We had a special nighttime viewing of the original lighthouse lens, a fresnel lens from 1802 made in Paris for Cape Hatteras lighthouse in the Outer Banks of North Carolina. When it became clear that the north was going to win the Civil War, the southerners dismantled the Cape Hatteras lens so that the Union would not have use of the lighthouse. Composed of 1008 individual prisms strategically placed to magnify the original kerosene light, the lens was later recovered and painstakingly reassembled at Pigeon Point in 1872, where it protected sailors from the rocky point for 100 years.
Final stop, redwood majesty. Giant redwoods are only found in California and Oregon (China has a smaller variety of redwood).
Redwoods are the largest, tallest trees in the world, stretching up to 350 feet high. Redwoods are so tall there are ecosystems of animals that live complete lifespans in the redwood canopy, never touching the ground.
The lifespans of redwoods are mythic too. A redwood sapling from the time of Christ could still be alive today.
The tough, fibrous outer bark of a redwood, which can be a full foot thick, provides protection from forest fires. Even a burnt-out redwood can survive, and hollowed redwoods can provide shelter for woodland creatures (or amusement for fifth graders).
A lowly but key player in the redwood forest is the banana slug, which, out of its single hole, both consumes forest-floor detritus and poops out rich soil.
The slug’s bright yellow actually functions as camouflage among the California bay laurel leaves that turn from green to yellow and fall to the forest floor. This leaf isn’t fully yellow yet, but you get the idea.

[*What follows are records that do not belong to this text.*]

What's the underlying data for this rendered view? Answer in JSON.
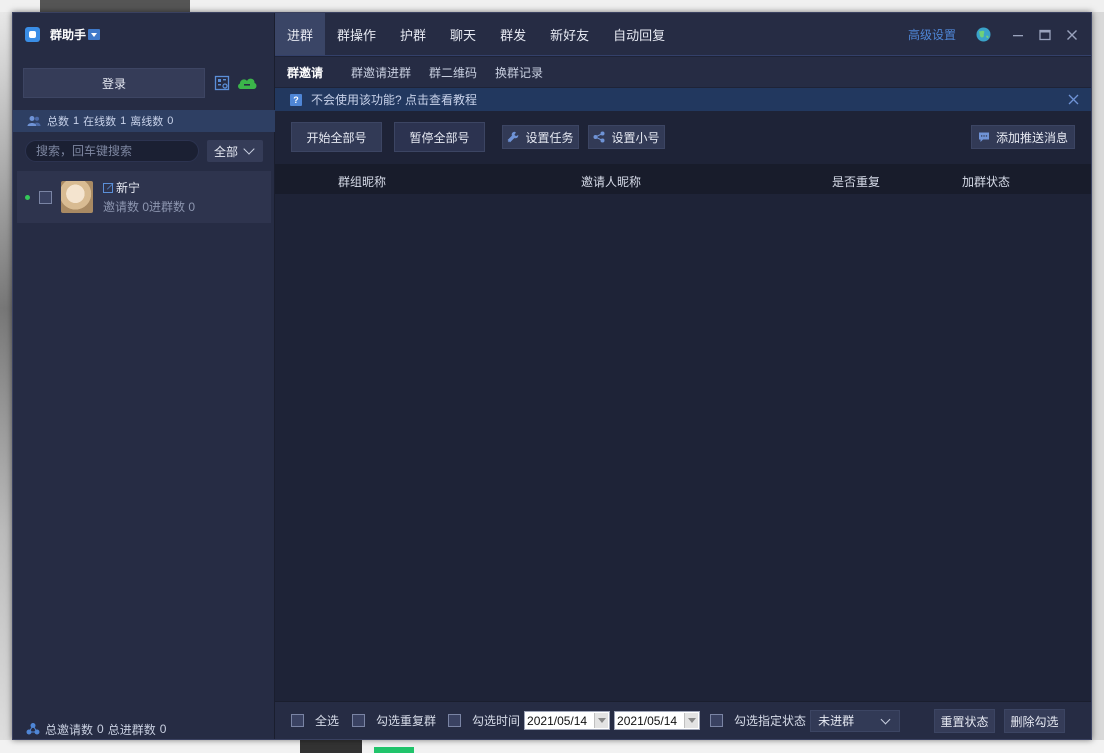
{
  "app": {
    "name": "群助手"
  },
  "sidebar": {
    "login_label": "登录",
    "stats": {
      "total_label": "总数",
      "total": "1",
      "online_label": "在线数",
      "online": "1",
      "offline_label": "离线数",
      "offline": "0"
    },
    "search_placeholder": "搜索，回车键搜索",
    "filter_value": "全部",
    "accounts": [
      {
        "name": "新宁",
        "sub": "邀请数 0进群数 0"
      }
    ],
    "footer": {
      "invites_label": "总邀请数",
      "invites": "0",
      "joins_label": "总进群数",
      "joins": "0"
    }
  },
  "topnav": {
    "tabs": [
      "进群",
      "群操作",
      "护群",
      "聊天",
      "群发",
      "新好友",
      "自动回复"
    ],
    "advanced_label": "高级设置"
  },
  "subtabs": [
    "群邀请",
    "群邀请进群",
    "群二维码",
    "换群记录"
  ],
  "notice": {
    "text": "不会使用该功能? 点击查看教程"
  },
  "toolbar": {
    "start_all": "开始全部号",
    "pause_all": "暂停全部号",
    "set_task": "设置任务",
    "set_sub": "设置小号",
    "add_push": "添加推送消息"
  },
  "table": {
    "columns": [
      "群组昵称",
      "邀请人昵称",
      "是否重复",
      "加群状态"
    ]
  },
  "bottom": {
    "select_all": "全选",
    "select_dup": "勾选重复群",
    "select_time": "勾选时间",
    "date_from": "2021/05/14",
    "date_to": "2021/05/14",
    "select_state": "勾选指定状态",
    "state_value": "未进群",
    "reset": "重置状态",
    "delete": "删除勾选"
  },
  "colors": {
    "accent": "#4f86d6",
    "online": "#34c759",
    "cloud": "#3bb54a"
  }
}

Ooh turned to eew when the kids found two slugs entwined.
Kissing a banana slug is a rite of passage around here. Almost all the girls kissed their yellow friend, but more boys than not refused. I love that the girls were game, and the boys weren’t embarrassed to show their discomfort. So much for slugs and snails and puppy dogs’ tails.
It’s no good to be a wuss in front of your own daughter and her class of 10 year olds. She took the camera, and I kissed the slug.
In the shady forest, I forgot about the drought until I saw the empty expanse of a dry creek bed.
The counselors have dubbed this fallen redwood Big Red. The kids clambered up the roots, ran along its length…
…and dropped down a hole at the end to walk around inside Big Red’s hollow trunk-tunnel.
The world looked different after just two nights away. Outdoor school is about connecting with nature. But it’s also about connecting with people.
(For anyone interested in redwoods, I recommend an award-winning kids book with great information and illustrations: Redwoods by Jason Chin.)